Official Tensorflow Implementation of the AAAI-2020 paper Temporally Grounding Language Queries in Videos by Contextual Boundary-aware Prediction by Jingwen Wang et al.
@inproceedings{wang2020temporally,
title={Temporally Grounding Language Queries in Videos by Contextual Boundary-aware Prediction},
author={Wang, Jingwen and Ma, Lin and Jiang, Wenhao},
booktitle={AAAI},
year={2020}
}
pip install -r requirements.txt
- Download Glove word embedding data.
cd download/
sh download_glove.sh
- Download dataset features.
TACoS: BaiduDrive, GoogleDrive
Charades-STA: BaiduDrive, GoogleDrive
ActivityNet-Captions: BaiduDrive, GoogleDrive
Put the feature hdf5 file in the corresponding directory ./datasets/{DATASET}/features/
We decode TACoS/Charades videos using fps=16
and extract C3D (fc6) features for each non-overlap 16-frame snippet. Therefore, each feature corresponds to 1-second snippet. For ActivityNet, each feature corresponds to 2-second snippet. To extract C3D fc6 features, I mainly refer to this code.

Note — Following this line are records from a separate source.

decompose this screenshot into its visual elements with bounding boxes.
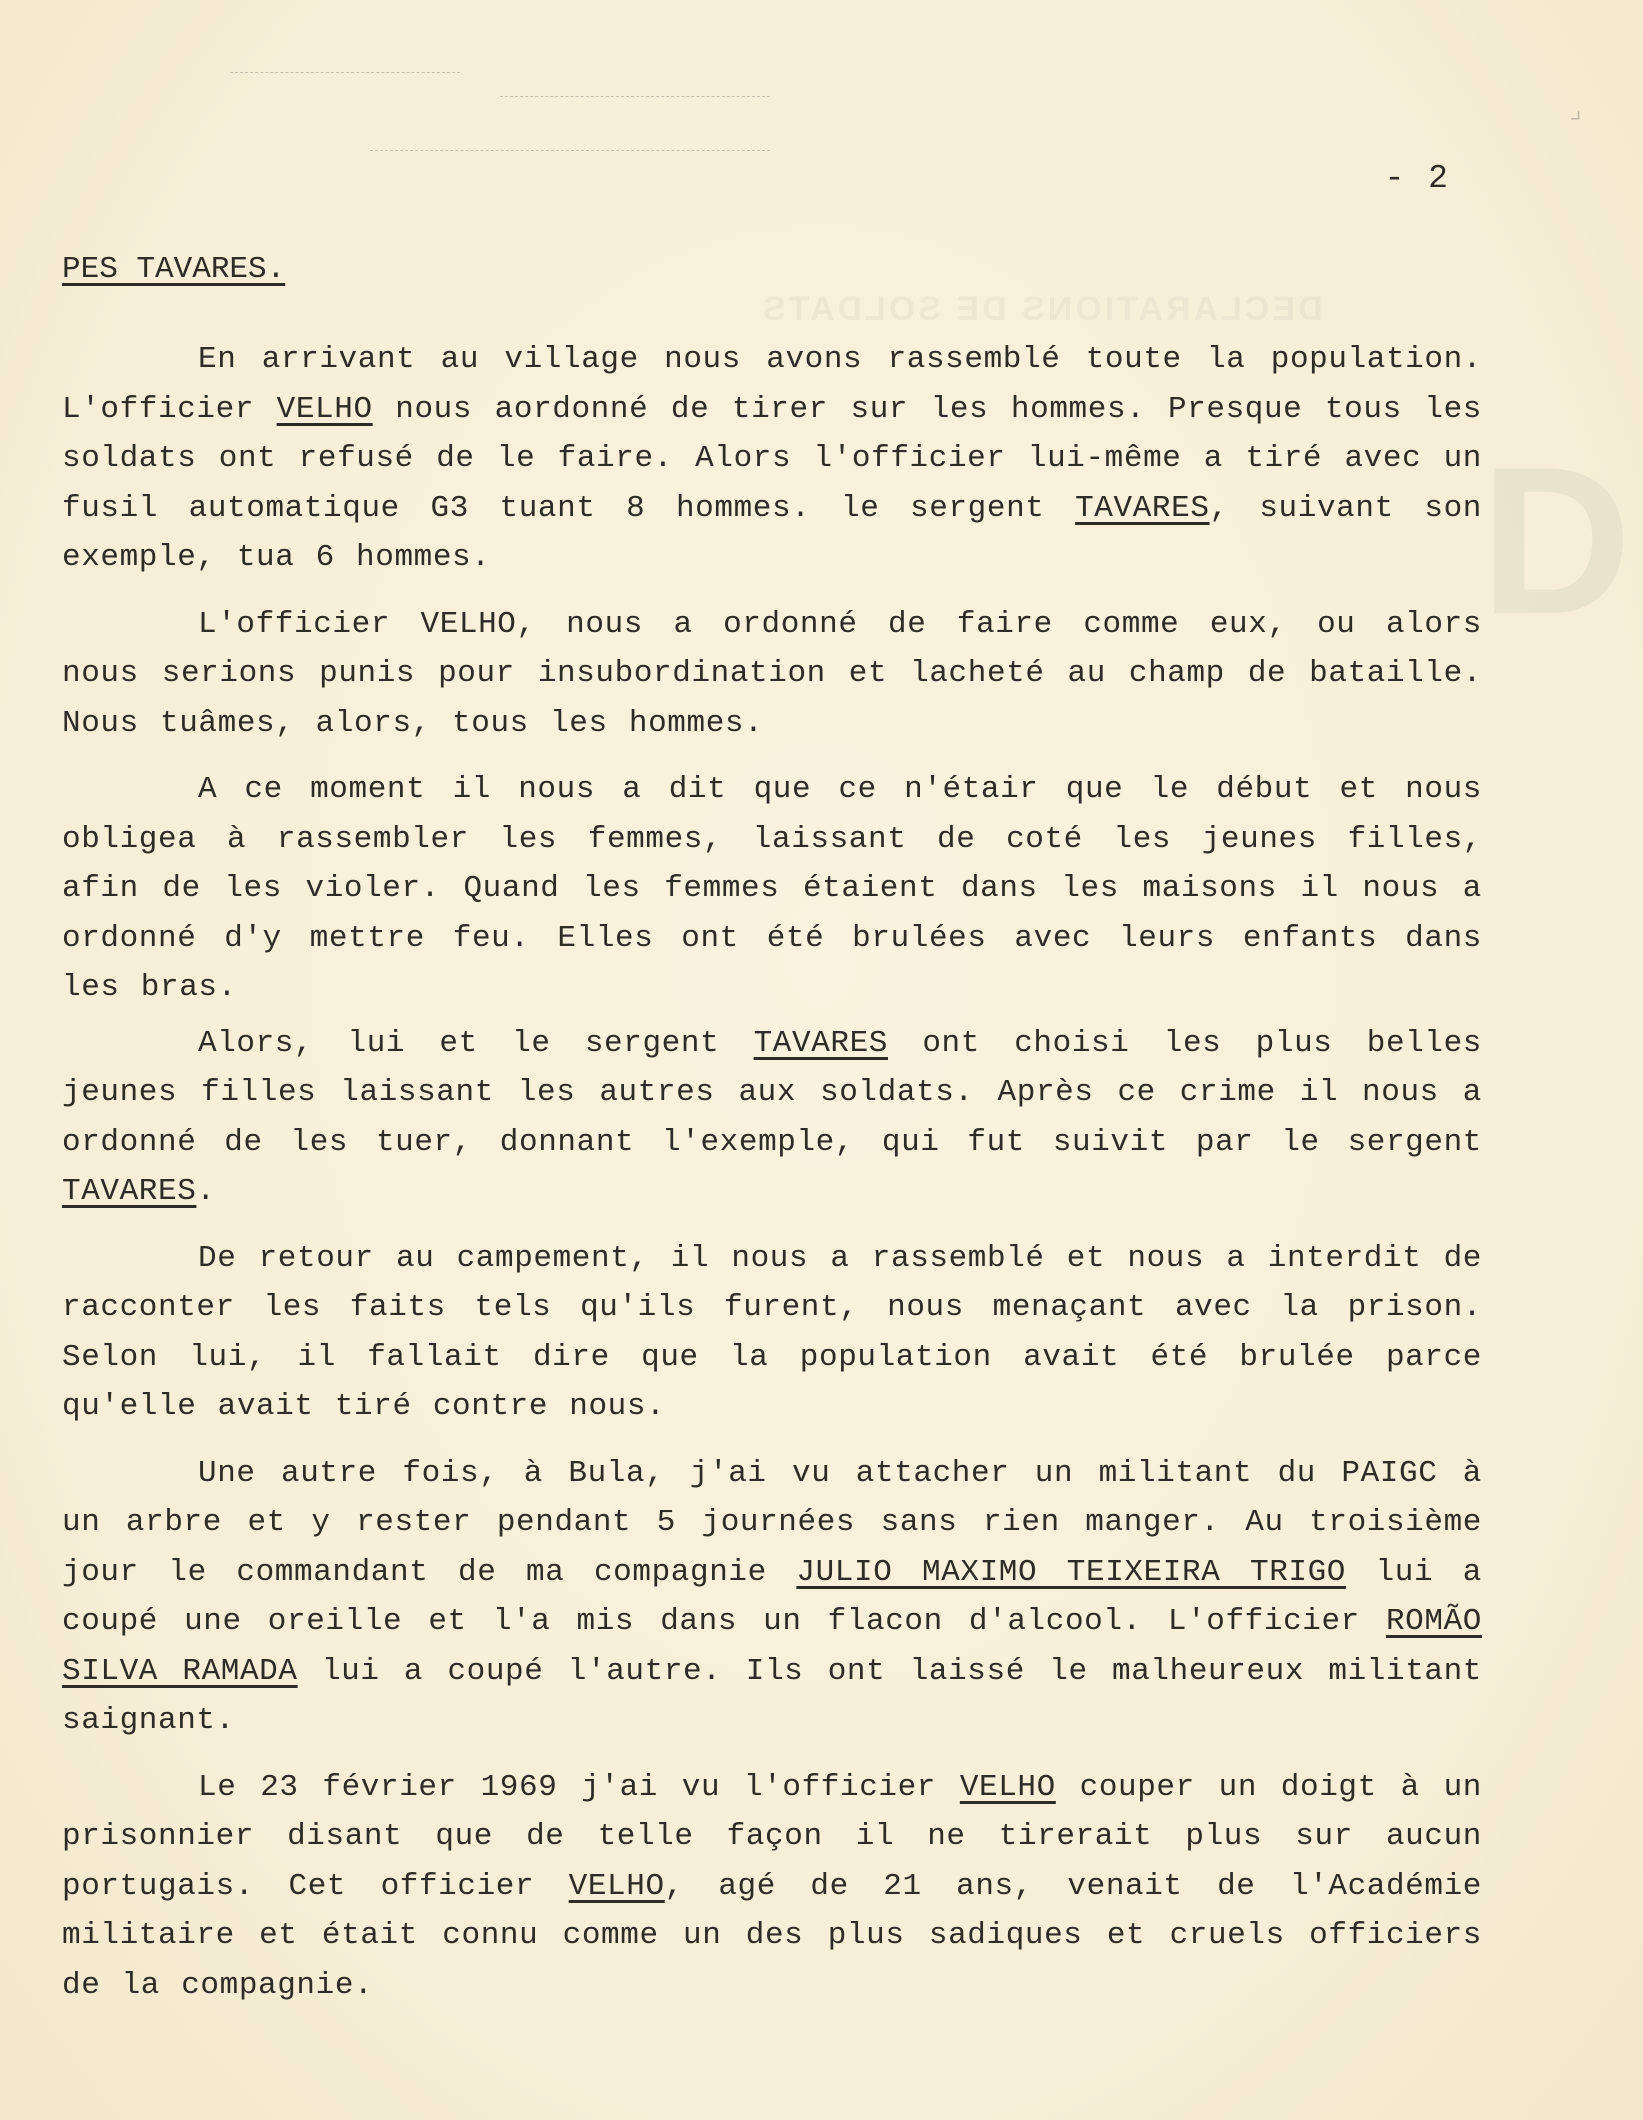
corner-tear-mark: ⌟ [1567,96,1583,126]
paragraph-text: , agé de 21 ans, venait de l'Académie militaire et était connu comme un des plus sadiques et cruels officiers de la compagnie. [62,1868,1482,2003]
paper-smudge [500,96,770,97]
paragraph-text: ont choisi les plus belles jeunes filles laissant les autres aux soldats. Après ce crime il nous a ordonné de les tuer, donnant l'exemple, qui fut suivit par le sergent [62,1025,1483,1160]
bleed-through-mark: D [1480,423,1632,658]
underlined-name: VELHO [959,1769,1056,1805]
paragraph-text: Une autre fois, à Bula, j'ai vu attacher un militant du PAIGC à un arbre et y rester pendant 5 journées sans rien manger. Au troisième jour le commandant de ma compagnie [62,1455,1482,1590]
underlined-name: TAVARES [753,1025,889,1061]
paragraph-text: . [196,1174,216,1209]
paragraph-text: nous aordonné de tirer sur les hommes. Presque tous les soldats ont refusé de le faire. Alors l'officier lui-même a tiré avec un fusil automatique G3 tuant 8 hommes. le sergent [62,391,1483,526]
paragraph [62,600,1482,749]
underlined-name: VELHO [276,391,373,427]
underlined-name: JULIO MAXIMO TEIXEIRA TRIGO [796,1554,1347,1590]
paper-smudge [370,150,770,151]
paragraph-text: En arrivant au village nous avons rassemblé toute la population. L'officier [62,342,1482,427]
paragraph [62,765,1482,1013]
paragraph-text: A ce moment il nous a dit que ce n'étair que le début et nous obligea à rassembler les femmes, laissant de coté les jeunes filles, afin de les violer. Quand les femmes étaient dans les maisons il nous a ordonné d'y mettre feu. Elles ont été brulées avec leurs enfants dans les bras. [62,772,1482,1005]
underlined-name: TAVARES [62,1174,197,1209]
paragraph-text: De retour au campement, il nous a rassemblé et nous a interdit de racconter les faits tels qu'ils furent, nous menaçant avec la prison. Selon lui, il fallait dire que la population avait été brulée parce qu'elle avait tiré contre nous. [62,1240,1482,1424]
underlined-name: VELHO [568,1868,665,1904]
paragraph-text: lui a coupé une oreille et l'a mis dans un flacon d'alcool. L'officier [62,1554,1482,1639]
paragraph-text: lui a coupé l'autre. Ils ont laissé le malheureux militant saignant. [62,1653,1483,1738]
bleed-through-text [760,290,1323,329]
paragraph [62,1449,1482,1746]
paragraph-text: Le 23 février 1969 j'ai vu l'officier [198,1769,960,1805]
paragraph [62,1763,1482,2011]
paragraph-text: , suivant son exemple, tua 6 hommes. [62,490,1483,575]
paragraph-text: couper un doigt à un prisonnier disant que de telle façon il ne tirerait plus sur aucun portugais. Cet officier [62,1769,1483,1904]
page-number: - 2 [1384,160,1450,197]
body-text [62,335,1482,2027]
underlined-name: TAVARES [1075,490,1210,526]
underlined-name: ROMÃO SILVA RAMADA [62,1604,1482,1689]
paragraph [62,335,1482,583]
paragraph-text: Alors, lui et le sergent [198,1025,754,1061]
paragraph [62,1019,1482,1217]
page-header: PES TAVARES. [62,252,286,287]
paragraph-text: L'officier VELHO, nous a ordonné de faire comme eux, ou alors nous serions punis pour insubordination et lacheté au champ de bataille. Nous tuâmes, alors, tous les hommes. [62,606,1482,741]
paper-smudge [230,72,460,73]
paragraph [62,1234,1482,1432]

- Download trained models.
Download and put the checkpoints in corresponding ./checkpoints/{DATASET}/
.
- Data Preprocessing (Optional)
cd datasets/tacos/
sh prepare_data.sh
Then copy the generated data in ./data/save/
.
Use correspondig scripts for preparing data for other datasets.
You may skip this procedure as the prepared data is already saved in ./datasets/{DATASET}/data/save/
.
sh scripts/test_tacos.sh
sh scripts/eval_tacos.sh
Use corresponding scripts for testing or evaluating for other datasets.
The predicted results are also provided in ./results/{DATASET}/
.
CBP | R@1,IoU=0.7 | R@1,IoU=0.5 | R@5,IoU=0.7 | R@5,IoU=0.5 | mIoU |
---|---|---|---|---|---|
TACoS | 18.54 | 23.19 | 24.88 | 35.83 | 20.46 |
Charades | 17.98 | 36.21 | 50.27 | 70.51 | 35.70 |
ActivityNet | 18.74 | 36.83 | 49.84 | 67.78 | 37.98 |
sh scripts/train_tacos.sh
Use corresponding scripts for training for other datasets.
- The checkpoints for Charades dataset have been re-uploaded.